Domingo de manhã, ela vai até a casa dos dois senhores. Ela teria que arcar com a medicação e com o conserto da moto, mas não é isso que a perturba. É doloroso para ela olhar para os dois senhores machucados e pensar que a culpa é sua. E é mais doloroso ainda porque eles a tratam muito bem. Não há condenação em seus olhos, ao contrário, há compreensão. Ela leva uma amiga enfermeira para avaliar a situação e fica mais aliviada quando ela diz que a dor é normal, devido a pancada, mas que não é nada mais grave. Ainda assim, garante à família que se não melhorar no tempo recomendado pelo médico e pela amiga, providenciará o encaminhamento deles para sua cidade natal, onde pode oferecer melhor assistência médica. Deixa já o dinheiro do medicamento e um adiantamento pelo conserto da moto, que ainda não foi avaliada. Despede-se e segue seu caminho.

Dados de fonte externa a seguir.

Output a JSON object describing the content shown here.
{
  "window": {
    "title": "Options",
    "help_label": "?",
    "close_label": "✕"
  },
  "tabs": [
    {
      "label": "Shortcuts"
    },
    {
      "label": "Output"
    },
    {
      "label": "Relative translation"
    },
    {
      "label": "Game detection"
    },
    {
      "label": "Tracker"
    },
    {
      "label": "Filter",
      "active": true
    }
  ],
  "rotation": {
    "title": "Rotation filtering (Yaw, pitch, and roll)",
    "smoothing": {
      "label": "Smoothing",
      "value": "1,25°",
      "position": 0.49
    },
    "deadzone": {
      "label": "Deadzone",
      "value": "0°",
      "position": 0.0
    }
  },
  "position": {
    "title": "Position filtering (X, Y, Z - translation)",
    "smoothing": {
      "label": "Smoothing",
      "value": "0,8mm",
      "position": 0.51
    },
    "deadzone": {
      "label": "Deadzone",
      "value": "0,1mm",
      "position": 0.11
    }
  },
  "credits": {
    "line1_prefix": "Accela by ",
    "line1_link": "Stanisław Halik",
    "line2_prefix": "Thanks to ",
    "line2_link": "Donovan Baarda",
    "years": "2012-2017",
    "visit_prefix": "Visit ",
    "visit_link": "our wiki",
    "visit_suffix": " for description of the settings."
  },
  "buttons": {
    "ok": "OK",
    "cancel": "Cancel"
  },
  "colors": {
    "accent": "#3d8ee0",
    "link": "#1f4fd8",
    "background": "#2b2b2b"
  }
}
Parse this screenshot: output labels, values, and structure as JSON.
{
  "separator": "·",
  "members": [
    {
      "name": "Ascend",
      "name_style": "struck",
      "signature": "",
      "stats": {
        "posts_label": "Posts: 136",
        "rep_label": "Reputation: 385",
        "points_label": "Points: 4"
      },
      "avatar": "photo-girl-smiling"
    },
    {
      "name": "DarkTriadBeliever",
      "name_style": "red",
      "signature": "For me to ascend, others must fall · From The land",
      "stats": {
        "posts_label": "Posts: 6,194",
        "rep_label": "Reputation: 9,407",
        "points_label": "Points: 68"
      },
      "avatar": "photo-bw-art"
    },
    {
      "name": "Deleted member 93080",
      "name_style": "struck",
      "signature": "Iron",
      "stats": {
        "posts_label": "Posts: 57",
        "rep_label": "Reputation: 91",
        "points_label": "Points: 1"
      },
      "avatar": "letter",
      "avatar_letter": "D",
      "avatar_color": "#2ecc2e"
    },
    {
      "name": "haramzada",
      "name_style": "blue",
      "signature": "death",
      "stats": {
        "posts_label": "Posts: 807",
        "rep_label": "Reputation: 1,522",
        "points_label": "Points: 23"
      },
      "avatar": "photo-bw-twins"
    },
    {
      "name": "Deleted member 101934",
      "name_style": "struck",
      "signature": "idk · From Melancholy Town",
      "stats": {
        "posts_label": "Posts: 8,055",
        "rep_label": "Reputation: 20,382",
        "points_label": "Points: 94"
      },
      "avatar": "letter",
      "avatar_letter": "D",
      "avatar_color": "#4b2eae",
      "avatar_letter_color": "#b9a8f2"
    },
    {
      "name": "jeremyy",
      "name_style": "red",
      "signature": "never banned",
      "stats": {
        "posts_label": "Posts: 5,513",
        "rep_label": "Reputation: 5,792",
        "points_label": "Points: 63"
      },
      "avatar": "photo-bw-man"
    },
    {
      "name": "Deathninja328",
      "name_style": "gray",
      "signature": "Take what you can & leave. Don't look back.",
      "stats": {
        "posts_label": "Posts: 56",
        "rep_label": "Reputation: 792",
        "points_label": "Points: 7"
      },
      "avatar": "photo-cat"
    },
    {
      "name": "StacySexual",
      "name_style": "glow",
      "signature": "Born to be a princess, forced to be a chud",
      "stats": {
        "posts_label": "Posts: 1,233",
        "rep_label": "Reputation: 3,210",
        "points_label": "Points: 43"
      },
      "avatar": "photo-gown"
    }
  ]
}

No decorrer do tempo, ela vai informando ao amigo sobre a situação. Ele quer dividir as despesas e a culpa, mas ela não deixa. No seu coração, ela sabe que a culpa é dela, pois foi assumiu os riscos no momento em que deixou o amigo dirigir. Ela causou aquilo, direta ou indiretamente. E ela vai resolver. O problema é que parece que aquela situação afastou os dois. Um elefante na sala.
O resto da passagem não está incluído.